Balasubramanian Sabapathy P, Cross Simon S, Globe Jenny, Cox Angela, Brown Nicola J, Reed Malcolm W
Academic Surgical Oncology Unit, University of Sheffield, Sheffield, UK.
BMC Cancer. 2007 Jun 22;7:107. doi: 10.1186/1471-2407-7-107.
Endostatin is a potent endogenous anti-angiogenic agent which inhibits tumour growth. A non-synonymous coding polymorphism in the Endostatin gene is thought to affect Endostatin activity. We aimed to determine the role of this Endostatin polymorphism in breast cancer pathogenesis and any influence on serum Endostatin levels in healthy volunteers. Endostatin protein expression on a breast cancer micro array was also studied to determine any relationship to genotype and to breast cancer prognosis.
The 4349G > A (coding non-synonymous) polymorphism in exon 42 of the Endostatin gene was genotyped in approximately 846 breast cancer cases and 707 appropriate controls. In a separate healthy cohort of 57 individuals, in addition to genotyping, serum Endostatin levels were measured using enzyme linked immunosorbant assay (ELISA). A semi-quantitative assessment of Endostatin protein expression on immunostained tissue micro arrays (TMA) constructed from breast cancer samples of patients with genotype data was performed.
The rare allele (A) was significantly associated with invasive breast cancers compared to non-invasive tumours (p = 0.03), but there was no association with tumour grade, nodal status, vascular invasion or overall survival. There was no association with breast cancer susceptibility. Serum Endostatin levels and Endostatin protein expression on the tissue micro array were not associated with genotype.
The Endostatin 4349A allele is associated with invasive breast cancer.
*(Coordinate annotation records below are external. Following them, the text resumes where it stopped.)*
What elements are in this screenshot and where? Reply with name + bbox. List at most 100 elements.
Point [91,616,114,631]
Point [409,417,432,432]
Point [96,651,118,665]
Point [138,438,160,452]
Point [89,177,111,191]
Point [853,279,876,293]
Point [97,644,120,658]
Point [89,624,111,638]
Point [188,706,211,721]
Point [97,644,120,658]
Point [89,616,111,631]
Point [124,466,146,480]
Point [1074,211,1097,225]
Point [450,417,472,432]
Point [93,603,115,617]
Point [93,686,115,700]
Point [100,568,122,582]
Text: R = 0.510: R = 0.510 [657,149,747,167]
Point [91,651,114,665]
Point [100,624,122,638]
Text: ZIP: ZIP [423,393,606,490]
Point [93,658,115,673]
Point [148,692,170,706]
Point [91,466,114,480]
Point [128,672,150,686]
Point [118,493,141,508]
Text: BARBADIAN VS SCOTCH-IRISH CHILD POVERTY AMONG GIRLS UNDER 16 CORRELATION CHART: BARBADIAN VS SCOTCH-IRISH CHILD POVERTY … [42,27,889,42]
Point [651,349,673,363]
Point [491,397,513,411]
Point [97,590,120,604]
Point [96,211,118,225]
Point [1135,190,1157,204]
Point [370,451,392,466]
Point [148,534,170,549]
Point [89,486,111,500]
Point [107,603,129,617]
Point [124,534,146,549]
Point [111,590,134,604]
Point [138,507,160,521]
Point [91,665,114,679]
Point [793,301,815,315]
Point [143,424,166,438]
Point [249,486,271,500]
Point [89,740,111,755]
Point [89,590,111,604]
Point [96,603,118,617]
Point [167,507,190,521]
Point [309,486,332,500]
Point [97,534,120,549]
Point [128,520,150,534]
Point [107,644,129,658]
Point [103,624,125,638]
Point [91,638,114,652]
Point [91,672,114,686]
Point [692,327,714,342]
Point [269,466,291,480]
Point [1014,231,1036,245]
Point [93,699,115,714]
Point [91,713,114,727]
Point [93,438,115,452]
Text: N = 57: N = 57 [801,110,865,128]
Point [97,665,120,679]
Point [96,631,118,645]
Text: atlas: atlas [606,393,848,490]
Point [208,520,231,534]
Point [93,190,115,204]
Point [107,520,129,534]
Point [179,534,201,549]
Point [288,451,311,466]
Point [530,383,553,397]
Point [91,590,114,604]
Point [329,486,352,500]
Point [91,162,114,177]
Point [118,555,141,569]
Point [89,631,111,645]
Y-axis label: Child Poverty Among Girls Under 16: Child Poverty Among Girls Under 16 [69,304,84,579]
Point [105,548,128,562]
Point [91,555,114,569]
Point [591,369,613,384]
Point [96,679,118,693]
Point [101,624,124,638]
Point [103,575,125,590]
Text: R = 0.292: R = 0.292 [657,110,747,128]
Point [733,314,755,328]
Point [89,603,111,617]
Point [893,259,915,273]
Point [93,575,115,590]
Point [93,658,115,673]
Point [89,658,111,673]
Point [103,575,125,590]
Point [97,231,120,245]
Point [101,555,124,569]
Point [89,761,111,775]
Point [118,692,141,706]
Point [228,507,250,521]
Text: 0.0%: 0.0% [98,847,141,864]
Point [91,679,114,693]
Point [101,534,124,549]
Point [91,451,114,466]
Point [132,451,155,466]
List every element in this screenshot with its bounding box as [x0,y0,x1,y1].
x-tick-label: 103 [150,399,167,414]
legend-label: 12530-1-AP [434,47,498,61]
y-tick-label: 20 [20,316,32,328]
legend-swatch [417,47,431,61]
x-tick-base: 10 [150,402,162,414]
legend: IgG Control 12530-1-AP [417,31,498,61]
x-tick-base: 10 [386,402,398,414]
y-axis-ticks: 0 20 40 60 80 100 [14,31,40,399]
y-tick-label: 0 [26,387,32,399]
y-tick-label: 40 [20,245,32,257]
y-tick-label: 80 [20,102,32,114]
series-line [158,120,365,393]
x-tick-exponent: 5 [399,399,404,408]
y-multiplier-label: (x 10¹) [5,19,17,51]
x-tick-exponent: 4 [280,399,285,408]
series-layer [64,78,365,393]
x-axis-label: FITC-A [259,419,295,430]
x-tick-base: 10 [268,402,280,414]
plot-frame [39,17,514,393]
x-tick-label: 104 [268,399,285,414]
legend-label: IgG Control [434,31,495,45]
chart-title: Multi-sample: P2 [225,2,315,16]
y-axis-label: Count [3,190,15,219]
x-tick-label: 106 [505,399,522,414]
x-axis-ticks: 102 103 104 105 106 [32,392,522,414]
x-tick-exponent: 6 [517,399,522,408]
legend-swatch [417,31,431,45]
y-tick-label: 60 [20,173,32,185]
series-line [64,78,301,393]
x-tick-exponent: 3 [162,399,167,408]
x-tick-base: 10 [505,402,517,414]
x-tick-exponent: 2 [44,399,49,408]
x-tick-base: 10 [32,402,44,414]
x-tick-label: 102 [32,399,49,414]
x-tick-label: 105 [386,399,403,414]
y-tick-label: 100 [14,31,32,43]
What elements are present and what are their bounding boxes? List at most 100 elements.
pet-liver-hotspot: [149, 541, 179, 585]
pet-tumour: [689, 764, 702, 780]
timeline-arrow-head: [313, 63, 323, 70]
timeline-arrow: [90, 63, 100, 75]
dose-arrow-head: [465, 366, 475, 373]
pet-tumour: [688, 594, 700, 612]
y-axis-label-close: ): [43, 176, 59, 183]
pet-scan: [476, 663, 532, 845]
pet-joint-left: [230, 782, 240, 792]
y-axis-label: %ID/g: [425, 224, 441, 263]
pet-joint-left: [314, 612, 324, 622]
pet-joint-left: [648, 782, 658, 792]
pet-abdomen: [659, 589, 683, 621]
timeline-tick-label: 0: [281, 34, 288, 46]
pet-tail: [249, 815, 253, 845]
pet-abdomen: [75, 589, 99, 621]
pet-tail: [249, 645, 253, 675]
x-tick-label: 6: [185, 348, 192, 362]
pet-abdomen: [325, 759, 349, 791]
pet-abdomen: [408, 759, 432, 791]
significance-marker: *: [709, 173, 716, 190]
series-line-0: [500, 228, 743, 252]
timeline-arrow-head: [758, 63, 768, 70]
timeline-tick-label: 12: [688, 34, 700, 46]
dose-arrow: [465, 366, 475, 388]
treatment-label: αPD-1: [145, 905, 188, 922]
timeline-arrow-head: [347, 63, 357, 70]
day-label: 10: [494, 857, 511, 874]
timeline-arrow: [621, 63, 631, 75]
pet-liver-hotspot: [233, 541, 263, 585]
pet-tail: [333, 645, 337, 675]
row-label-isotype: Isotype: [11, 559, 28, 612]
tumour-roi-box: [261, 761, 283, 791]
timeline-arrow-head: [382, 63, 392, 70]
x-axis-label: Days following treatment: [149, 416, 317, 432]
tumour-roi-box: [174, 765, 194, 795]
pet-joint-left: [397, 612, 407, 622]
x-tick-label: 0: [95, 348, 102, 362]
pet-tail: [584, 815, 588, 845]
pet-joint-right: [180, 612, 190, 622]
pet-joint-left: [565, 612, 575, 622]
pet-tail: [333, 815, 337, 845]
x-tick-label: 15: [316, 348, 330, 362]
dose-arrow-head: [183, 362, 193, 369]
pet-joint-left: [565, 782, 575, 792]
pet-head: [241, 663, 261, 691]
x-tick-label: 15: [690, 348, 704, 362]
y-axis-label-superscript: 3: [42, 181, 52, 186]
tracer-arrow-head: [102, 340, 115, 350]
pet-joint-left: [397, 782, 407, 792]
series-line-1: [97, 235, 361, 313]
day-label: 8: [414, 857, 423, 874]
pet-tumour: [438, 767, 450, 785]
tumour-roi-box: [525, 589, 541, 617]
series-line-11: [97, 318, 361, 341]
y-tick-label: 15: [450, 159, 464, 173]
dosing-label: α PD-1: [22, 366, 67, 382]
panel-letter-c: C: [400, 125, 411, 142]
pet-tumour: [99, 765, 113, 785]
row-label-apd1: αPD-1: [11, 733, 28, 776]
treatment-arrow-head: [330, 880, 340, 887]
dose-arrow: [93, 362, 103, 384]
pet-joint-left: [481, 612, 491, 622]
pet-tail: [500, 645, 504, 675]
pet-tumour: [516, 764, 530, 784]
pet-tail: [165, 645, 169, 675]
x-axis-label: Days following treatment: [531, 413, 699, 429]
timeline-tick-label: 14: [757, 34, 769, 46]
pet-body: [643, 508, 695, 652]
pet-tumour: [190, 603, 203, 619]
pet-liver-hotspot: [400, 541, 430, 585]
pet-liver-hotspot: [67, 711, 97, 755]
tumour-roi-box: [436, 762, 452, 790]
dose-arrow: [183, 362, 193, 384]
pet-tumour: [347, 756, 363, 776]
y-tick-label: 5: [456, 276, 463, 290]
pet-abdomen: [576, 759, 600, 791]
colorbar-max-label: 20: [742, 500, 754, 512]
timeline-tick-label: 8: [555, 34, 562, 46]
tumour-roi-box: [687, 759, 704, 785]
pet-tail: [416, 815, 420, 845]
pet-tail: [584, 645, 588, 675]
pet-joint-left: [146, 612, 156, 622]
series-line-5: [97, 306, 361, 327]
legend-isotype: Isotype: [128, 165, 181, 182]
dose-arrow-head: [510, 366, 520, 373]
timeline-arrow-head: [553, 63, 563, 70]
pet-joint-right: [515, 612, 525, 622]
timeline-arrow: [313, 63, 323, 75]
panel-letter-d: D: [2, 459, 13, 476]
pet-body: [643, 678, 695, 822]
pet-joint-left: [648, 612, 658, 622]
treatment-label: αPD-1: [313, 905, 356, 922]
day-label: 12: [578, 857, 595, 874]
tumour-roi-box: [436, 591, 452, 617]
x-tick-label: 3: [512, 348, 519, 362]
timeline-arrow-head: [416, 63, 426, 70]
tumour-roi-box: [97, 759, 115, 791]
The Endostatin 4349G > A polymorphism however does not appear to be associated with breast cancer susceptibility or severity in invasive disease. By studying circulating levels and tumour Endostatin protein expression, we have shown that any influence of this polymorphism is unlikely to be through an effect on the levels of protein produced.
内皮抑素是一种有效的内源性抗血管生成剂,可抑制肿瘤生长。内皮抑素基因中的一个非同义编码多态性被认为会影响内皮抑素的活性。我们旨在确定这种内皮抑素多态性在乳腺癌发病机制中的作用,以及对健康志愿者血清内皮抑素水平的任何影响。还研究了乳腺癌微阵列上的内皮抑素蛋白表达,以确定其与基因型及乳腺癌预后的关系。
对约846例乳腺癌病例和707例合适对照进行内皮抑素基因第42外显子4349G>A(编码非同义)多态性基因分型。在一个由57名个体组成的独立健康队列中,除基因分型外,还使用酶联免疫吸附测定(ELISA)测量血清内皮抑素水平。对由有基因型数据的患者乳腺癌样本构建的免疫染色组织微阵列(TMA)上的内皮抑素蛋白表达进行半定量评估。
与非侵袭性肿瘤相比,罕见等位基因(A)与侵袭性乳腺癌显著相关(p = 0.03),但与肿瘤分级、淋巴结状态、血管侵犯或总生存期无关。与乳腺癌易感性无关。血清内皮抑素水平和组织微阵列上的内皮抑素蛋白表达与基因型无关。
内皮抑素4349A等位基因与侵袭性乳腺癌相关。然而,内皮抑素4349G>A多态性似乎与乳腺癌易感性或侵袭性疾病的严重程度无关。通过研究循环水平和肿瘤内皮抑素蛋白表达,我们发现这种多态性的任何影响不太可能是通过对产生的蛋白水平的影响。